Dans les deux cas, l’intervention est largement déterminée par le lieu et en souligne les propriétés physiques, tout en montrant comment ces dernières induisent une occupation de l’espace : horizontalité d’une zone de passage dans un cas, circularité d’un lieu possible de rendez-vous dans l’autre.

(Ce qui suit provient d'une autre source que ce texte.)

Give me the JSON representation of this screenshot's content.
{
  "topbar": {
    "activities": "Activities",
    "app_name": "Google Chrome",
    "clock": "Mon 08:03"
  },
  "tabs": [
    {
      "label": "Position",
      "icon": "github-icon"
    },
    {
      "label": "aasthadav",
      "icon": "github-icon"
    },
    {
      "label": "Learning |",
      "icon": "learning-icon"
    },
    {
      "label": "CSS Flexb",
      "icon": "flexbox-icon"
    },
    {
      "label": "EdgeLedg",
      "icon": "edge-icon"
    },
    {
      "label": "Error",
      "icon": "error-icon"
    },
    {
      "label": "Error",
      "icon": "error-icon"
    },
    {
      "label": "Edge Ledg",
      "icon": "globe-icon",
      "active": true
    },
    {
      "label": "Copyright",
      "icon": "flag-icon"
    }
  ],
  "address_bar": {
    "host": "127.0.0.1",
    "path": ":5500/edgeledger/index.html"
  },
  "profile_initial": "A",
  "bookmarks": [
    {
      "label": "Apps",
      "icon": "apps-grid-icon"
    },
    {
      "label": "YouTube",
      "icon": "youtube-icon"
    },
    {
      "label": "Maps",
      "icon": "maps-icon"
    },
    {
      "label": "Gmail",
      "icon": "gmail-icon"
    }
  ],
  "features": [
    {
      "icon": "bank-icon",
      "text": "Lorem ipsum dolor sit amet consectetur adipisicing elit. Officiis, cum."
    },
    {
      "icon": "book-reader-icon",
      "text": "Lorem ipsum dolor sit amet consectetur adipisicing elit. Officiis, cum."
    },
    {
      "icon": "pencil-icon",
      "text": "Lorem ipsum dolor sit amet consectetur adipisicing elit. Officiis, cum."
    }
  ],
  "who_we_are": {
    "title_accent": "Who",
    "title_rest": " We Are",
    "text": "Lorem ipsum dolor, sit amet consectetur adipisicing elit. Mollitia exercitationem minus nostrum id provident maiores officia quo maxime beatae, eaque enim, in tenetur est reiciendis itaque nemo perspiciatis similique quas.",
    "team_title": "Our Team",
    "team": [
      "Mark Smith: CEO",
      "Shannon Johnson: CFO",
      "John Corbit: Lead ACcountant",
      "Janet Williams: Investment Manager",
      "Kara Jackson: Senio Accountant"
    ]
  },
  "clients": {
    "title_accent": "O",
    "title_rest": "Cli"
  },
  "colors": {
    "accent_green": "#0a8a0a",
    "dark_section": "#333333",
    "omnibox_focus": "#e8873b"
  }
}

Lorsqu’un artiste intervient dans ce type d’environnement, ses préoccupations rencontrent l’espace public et collectif d’une toute autre façon que dans une institution artistique, où l’art est désigné comme tel par son contexte, et où l’usager a un statut déterminé et spécialisé, celui de spectateur. Pour autant, comme pour la plupart des artistes, le travail de Julien Nicolas n’est pas fondamentalement différent du point de vue plastique selon qu’il soit destiné à l’espace d’exposition ou à la rue. La particularité de ses interventions est alors de proposer dans l’espace public des signes qui se dérobent à une interprétation immédiate et univoque, car ils n’ont pas de message comparable à la majorité des autres signes que l’on y trouve habituellement, qu’ils soient informatifs, publicitaires, politisés, etc. Les interventions de Julien Nicolas sont des objets visuels qui n’énoncent a priori rien d’autre que leurs propres conditions d’apparition et leurs propres qualités plastiques. Mais alors que l’espace urbain est extrêmement réglementé par les pouvoirs publics, tout en étant de plus en plus privatisé, et qu’il n’est souvent que le lieu d’expression d’une parole autorisée, le travail de Julien Nicolas n’en est pas moins politique dans sa capacité à générer du doute, à déclencher la parole ou à susciter la réflexion, plutôt qu’à les imposer ou à les calibrer. Discrètement, mais non moins concrètement, ses interventions articulent ainsi des sensibilités et des intelligences individuelles dans un espace partagé et commun.

 

Jérôme DUPEYRAT
Publié par l’Office de la créativité dans un bulletin d’information en 2015, sous la direction de Mathieu TREMBLIN.